Model training is the stage where you “teach” an ML model or LLM by feeding it data and adjusting its internal parameters, such as weights, biases, and so on, until its prediction errors are minimized and the desired response or prediction is generated. Using a labeled (or sometimes unlabeled) training set, the ML algorithm iteratively adjusts those parameters to capture underlying patterns, aiming to generalize well to new, unseen examples and deliver accurate predictions or classifications. Essentially training is the process of teaching a model to do what you want Conversely, model serving or inference is the act of putting a trained ML model or LLM into production so that other systems can call it—typically through a REST endpoint—and receive predictions on demand. In practice, this means provisioning the runtime environment, exposing the model as an online service, and managing the traffic of incoming requests so the model can return results in real time.

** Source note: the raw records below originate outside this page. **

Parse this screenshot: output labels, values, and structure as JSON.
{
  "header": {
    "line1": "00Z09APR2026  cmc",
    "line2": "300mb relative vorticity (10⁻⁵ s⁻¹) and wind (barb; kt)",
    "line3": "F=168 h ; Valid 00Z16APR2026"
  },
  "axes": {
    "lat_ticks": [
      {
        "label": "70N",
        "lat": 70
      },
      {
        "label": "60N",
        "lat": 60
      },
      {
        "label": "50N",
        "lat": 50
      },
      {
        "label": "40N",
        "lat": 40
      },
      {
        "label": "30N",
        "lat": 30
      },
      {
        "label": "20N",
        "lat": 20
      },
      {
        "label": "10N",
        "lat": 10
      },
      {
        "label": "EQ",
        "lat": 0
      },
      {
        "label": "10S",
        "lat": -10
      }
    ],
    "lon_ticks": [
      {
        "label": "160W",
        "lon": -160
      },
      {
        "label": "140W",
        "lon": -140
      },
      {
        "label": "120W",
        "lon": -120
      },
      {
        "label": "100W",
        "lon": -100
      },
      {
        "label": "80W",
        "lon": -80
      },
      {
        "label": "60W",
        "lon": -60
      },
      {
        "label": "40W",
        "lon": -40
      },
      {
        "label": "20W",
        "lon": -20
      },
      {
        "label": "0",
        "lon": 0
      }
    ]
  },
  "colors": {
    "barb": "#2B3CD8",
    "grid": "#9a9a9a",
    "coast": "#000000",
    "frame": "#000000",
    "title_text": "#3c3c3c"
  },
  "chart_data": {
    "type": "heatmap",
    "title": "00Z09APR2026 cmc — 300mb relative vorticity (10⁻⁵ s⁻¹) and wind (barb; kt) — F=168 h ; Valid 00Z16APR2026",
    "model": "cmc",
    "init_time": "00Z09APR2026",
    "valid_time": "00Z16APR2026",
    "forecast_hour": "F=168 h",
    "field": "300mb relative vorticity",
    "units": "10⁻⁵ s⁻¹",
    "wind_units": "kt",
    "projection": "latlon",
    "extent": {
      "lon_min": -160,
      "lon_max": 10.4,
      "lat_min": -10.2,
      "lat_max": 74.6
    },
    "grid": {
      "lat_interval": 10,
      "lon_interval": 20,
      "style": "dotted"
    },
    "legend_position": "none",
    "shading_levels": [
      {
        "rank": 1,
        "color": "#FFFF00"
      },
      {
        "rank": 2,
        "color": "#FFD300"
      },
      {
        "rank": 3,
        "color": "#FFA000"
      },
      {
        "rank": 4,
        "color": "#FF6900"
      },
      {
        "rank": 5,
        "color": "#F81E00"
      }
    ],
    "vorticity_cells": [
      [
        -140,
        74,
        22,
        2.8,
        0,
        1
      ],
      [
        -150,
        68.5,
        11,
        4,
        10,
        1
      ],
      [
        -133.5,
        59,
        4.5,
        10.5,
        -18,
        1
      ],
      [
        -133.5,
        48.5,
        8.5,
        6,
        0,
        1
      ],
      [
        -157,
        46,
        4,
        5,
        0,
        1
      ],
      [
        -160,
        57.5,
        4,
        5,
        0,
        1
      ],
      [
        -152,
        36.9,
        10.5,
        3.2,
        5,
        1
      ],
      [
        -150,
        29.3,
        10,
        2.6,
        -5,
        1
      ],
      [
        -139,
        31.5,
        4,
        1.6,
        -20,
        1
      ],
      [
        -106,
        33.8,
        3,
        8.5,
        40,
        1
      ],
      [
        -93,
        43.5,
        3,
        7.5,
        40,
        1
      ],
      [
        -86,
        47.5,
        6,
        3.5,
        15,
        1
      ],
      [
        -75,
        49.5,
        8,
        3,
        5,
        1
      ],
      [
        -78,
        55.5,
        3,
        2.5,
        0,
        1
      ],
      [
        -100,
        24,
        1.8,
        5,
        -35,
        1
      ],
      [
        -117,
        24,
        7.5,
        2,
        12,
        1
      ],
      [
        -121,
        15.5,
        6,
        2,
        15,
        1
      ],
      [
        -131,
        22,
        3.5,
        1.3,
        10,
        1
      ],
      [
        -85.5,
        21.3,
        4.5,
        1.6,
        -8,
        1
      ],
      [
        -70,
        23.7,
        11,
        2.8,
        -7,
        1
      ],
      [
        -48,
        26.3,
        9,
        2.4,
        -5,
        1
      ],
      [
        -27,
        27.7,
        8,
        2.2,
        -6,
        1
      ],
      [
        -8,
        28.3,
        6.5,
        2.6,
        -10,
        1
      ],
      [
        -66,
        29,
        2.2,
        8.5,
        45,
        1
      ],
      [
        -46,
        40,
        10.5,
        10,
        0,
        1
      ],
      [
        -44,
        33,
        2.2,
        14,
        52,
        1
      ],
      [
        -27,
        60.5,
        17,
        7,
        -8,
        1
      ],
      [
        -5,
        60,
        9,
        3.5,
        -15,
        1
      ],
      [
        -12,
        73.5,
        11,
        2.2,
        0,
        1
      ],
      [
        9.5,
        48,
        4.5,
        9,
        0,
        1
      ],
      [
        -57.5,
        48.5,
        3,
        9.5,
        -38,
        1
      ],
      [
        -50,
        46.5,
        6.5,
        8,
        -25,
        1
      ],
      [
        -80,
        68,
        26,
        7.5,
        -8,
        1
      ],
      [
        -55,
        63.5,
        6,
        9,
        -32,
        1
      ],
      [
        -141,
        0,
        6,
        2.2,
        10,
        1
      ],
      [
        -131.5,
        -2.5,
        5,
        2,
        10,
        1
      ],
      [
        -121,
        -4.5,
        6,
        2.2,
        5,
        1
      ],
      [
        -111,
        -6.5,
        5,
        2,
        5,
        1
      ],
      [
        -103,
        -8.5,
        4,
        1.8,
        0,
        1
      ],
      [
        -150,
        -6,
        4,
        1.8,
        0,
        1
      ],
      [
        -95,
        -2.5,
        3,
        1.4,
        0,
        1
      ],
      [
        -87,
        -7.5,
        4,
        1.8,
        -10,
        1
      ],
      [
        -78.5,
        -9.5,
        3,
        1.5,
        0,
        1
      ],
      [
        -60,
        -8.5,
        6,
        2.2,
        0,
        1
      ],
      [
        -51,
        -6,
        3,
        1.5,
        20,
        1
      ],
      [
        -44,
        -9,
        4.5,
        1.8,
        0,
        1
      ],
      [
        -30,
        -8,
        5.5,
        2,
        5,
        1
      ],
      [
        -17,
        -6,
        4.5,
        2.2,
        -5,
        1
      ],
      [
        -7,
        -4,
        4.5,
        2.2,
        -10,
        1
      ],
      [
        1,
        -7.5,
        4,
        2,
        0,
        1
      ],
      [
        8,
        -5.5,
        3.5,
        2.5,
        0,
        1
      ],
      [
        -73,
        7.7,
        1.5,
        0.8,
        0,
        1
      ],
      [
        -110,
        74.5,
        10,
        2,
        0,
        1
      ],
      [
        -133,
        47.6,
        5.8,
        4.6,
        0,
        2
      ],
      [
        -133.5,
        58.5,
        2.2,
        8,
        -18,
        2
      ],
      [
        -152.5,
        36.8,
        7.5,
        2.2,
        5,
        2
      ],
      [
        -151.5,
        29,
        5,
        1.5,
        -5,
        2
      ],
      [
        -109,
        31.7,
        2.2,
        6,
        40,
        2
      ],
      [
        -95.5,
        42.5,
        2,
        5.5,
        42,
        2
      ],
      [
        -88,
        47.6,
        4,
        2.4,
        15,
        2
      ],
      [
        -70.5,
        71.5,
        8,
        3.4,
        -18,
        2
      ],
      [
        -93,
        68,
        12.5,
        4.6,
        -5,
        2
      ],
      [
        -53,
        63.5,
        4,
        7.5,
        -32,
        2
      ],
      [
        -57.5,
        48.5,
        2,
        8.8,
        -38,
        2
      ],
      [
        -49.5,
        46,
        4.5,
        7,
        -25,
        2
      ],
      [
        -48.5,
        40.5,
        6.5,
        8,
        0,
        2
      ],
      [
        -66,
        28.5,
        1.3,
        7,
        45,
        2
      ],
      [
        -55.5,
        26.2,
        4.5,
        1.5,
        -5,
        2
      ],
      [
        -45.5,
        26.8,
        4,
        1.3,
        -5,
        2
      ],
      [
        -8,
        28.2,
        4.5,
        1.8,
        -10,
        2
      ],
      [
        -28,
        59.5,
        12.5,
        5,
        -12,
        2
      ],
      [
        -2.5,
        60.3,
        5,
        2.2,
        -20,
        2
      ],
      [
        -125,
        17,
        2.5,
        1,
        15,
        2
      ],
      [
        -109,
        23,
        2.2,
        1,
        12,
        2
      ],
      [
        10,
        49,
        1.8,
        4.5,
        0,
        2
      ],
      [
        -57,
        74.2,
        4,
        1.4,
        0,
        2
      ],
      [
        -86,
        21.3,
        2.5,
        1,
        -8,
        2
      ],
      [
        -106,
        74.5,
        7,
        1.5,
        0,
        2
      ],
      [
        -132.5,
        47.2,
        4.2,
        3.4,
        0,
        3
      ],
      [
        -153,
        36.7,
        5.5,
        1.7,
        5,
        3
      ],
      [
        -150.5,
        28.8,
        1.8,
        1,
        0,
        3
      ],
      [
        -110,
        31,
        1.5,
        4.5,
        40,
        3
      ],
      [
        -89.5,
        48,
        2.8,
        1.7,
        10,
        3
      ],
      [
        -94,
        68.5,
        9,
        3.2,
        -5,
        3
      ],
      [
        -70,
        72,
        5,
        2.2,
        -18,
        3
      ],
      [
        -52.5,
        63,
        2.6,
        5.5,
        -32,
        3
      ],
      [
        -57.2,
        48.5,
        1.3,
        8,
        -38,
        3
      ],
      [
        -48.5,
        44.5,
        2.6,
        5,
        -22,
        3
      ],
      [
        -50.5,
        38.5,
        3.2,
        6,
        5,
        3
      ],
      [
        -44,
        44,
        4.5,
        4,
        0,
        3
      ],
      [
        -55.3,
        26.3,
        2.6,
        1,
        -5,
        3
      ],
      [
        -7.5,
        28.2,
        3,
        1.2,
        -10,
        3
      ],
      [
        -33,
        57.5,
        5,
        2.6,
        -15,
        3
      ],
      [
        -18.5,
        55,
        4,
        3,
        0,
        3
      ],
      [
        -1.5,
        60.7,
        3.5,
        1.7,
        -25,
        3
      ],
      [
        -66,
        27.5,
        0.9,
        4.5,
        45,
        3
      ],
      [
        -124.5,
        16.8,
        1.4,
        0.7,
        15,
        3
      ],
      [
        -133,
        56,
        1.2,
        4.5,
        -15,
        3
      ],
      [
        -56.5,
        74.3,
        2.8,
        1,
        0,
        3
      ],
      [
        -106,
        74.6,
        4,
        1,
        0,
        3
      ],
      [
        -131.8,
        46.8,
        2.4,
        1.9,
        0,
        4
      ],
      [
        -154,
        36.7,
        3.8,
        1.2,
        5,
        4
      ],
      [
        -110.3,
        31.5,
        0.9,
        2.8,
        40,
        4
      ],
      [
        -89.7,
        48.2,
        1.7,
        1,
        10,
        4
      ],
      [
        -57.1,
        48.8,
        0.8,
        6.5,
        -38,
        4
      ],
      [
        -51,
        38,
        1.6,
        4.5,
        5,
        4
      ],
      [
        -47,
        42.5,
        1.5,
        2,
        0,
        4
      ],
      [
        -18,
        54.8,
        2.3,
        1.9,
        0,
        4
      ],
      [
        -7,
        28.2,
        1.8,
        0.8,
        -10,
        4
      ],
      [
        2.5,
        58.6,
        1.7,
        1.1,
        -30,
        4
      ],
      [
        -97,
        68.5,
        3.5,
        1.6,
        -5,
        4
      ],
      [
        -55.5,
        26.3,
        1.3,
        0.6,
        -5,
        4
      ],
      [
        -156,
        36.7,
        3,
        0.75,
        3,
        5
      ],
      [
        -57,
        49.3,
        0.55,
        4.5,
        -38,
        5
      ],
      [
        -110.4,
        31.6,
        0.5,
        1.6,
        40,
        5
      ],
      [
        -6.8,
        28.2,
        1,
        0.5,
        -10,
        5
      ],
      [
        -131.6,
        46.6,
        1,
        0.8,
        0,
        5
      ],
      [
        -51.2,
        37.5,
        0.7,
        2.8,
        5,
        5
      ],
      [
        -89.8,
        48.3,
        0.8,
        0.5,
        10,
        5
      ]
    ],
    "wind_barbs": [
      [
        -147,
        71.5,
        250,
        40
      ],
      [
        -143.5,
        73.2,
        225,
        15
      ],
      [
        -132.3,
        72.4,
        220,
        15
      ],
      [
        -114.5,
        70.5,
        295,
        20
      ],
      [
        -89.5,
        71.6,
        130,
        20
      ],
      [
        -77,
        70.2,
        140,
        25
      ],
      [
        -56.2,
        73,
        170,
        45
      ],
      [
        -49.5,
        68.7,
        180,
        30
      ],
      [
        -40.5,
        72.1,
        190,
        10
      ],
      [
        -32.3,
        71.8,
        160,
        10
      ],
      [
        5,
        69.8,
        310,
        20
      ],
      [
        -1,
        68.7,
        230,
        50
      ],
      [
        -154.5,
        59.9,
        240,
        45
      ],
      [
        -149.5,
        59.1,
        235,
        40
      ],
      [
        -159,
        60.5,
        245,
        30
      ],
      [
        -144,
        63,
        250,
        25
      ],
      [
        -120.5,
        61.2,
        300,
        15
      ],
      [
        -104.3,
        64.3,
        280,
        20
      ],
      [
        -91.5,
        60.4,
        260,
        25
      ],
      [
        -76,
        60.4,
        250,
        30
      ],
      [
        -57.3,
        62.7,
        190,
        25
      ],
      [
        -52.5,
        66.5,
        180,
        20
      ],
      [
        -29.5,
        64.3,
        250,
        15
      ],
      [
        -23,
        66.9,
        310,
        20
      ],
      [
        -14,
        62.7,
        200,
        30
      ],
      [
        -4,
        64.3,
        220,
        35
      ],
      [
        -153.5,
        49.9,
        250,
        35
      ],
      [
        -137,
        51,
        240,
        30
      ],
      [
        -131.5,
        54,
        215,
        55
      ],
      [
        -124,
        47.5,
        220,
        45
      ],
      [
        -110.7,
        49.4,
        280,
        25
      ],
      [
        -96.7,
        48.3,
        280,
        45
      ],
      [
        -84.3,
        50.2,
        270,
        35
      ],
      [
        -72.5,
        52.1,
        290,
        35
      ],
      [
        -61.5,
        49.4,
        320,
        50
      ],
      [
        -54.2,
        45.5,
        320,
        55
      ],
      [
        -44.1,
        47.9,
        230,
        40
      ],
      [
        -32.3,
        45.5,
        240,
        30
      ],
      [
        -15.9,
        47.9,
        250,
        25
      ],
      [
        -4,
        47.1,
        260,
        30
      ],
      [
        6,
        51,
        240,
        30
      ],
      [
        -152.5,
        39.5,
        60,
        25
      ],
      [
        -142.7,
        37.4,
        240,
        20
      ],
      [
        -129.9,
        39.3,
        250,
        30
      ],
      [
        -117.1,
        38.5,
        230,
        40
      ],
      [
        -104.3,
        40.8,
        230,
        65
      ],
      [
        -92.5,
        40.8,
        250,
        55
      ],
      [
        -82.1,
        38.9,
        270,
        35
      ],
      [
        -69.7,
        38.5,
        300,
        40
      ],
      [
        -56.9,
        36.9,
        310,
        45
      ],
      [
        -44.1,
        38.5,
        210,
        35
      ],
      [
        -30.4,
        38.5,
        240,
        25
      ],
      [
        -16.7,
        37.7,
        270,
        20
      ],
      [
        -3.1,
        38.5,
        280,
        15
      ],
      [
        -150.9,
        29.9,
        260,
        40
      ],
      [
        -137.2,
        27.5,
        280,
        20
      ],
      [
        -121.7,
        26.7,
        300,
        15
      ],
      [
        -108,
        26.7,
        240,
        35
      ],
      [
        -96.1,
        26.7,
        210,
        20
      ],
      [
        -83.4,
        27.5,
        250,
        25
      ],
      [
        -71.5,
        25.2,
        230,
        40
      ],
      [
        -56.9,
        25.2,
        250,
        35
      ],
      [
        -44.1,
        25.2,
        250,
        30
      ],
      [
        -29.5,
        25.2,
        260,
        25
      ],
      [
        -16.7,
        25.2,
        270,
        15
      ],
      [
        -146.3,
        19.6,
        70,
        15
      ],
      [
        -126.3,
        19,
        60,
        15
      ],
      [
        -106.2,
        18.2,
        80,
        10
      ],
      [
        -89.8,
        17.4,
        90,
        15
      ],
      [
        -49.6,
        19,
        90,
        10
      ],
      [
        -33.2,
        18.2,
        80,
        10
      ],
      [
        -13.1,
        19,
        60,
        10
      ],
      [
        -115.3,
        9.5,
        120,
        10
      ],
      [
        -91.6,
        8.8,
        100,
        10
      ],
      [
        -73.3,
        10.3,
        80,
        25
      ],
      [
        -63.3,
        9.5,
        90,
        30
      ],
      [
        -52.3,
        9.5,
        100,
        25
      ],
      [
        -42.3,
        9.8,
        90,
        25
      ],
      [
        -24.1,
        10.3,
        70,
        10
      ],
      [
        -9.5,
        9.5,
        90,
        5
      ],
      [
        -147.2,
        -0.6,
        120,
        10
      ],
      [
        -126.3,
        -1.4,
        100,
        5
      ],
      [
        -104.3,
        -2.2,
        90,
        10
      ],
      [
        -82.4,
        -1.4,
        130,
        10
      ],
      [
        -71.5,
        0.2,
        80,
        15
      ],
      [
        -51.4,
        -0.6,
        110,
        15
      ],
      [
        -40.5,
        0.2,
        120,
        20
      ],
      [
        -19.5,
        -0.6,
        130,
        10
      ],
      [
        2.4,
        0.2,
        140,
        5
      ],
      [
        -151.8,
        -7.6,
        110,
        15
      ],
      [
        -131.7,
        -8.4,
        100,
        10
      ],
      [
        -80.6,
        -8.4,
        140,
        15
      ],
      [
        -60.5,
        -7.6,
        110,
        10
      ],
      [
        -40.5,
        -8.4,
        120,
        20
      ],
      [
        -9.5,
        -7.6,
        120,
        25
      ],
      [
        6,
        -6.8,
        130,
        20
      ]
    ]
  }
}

How does training vs. inference impact AI infrastructure?
Training is compute-heavy and one-time often requiring many GPUs and distributed infrastructure depending on how large the model or how many parameters it contains. Inference is always-on and must be lightning-fast depending on the application, requiring specialized optimization strategies to ensure responses are delivered in a timely fashion. Hardware and GPU requirements vary significantly depending on model size, traffic patterns or number of requests per second, and the needs of your use case (e.g. chatbots typically require real-time low latency responses to preserve a positive user experience).
What is speculative decoding in LLM inference?
Speculative decoding is a technique that generates multiple token predictions in parallel, speeding up LLM inference and fully utilizing your GPU without sacrificing output quality. Conversely, traditional inference generates one token at a time which is slower.
Can speculative decoding really make LLMs faster?
Yes. Speculative decoding guesses future tokens in parallel, speeding up generation while keeping output quality high. This optimization technique is ideal for real-time apps. Predibase offers Turbo LoRA, a proprietary speculation technique that customizes the speculator to your task resulting in even more performance gains and higher throughput.
Why does inference speed matter in AI?
Inference speed impacts user experience and cost. Faster inference means real-time interaction, lower latency, and more efficient GPU usage. Teams managing production applications invest heavily in improved inference techniques and hardware optimizations to improve throughput, latency, and scalability.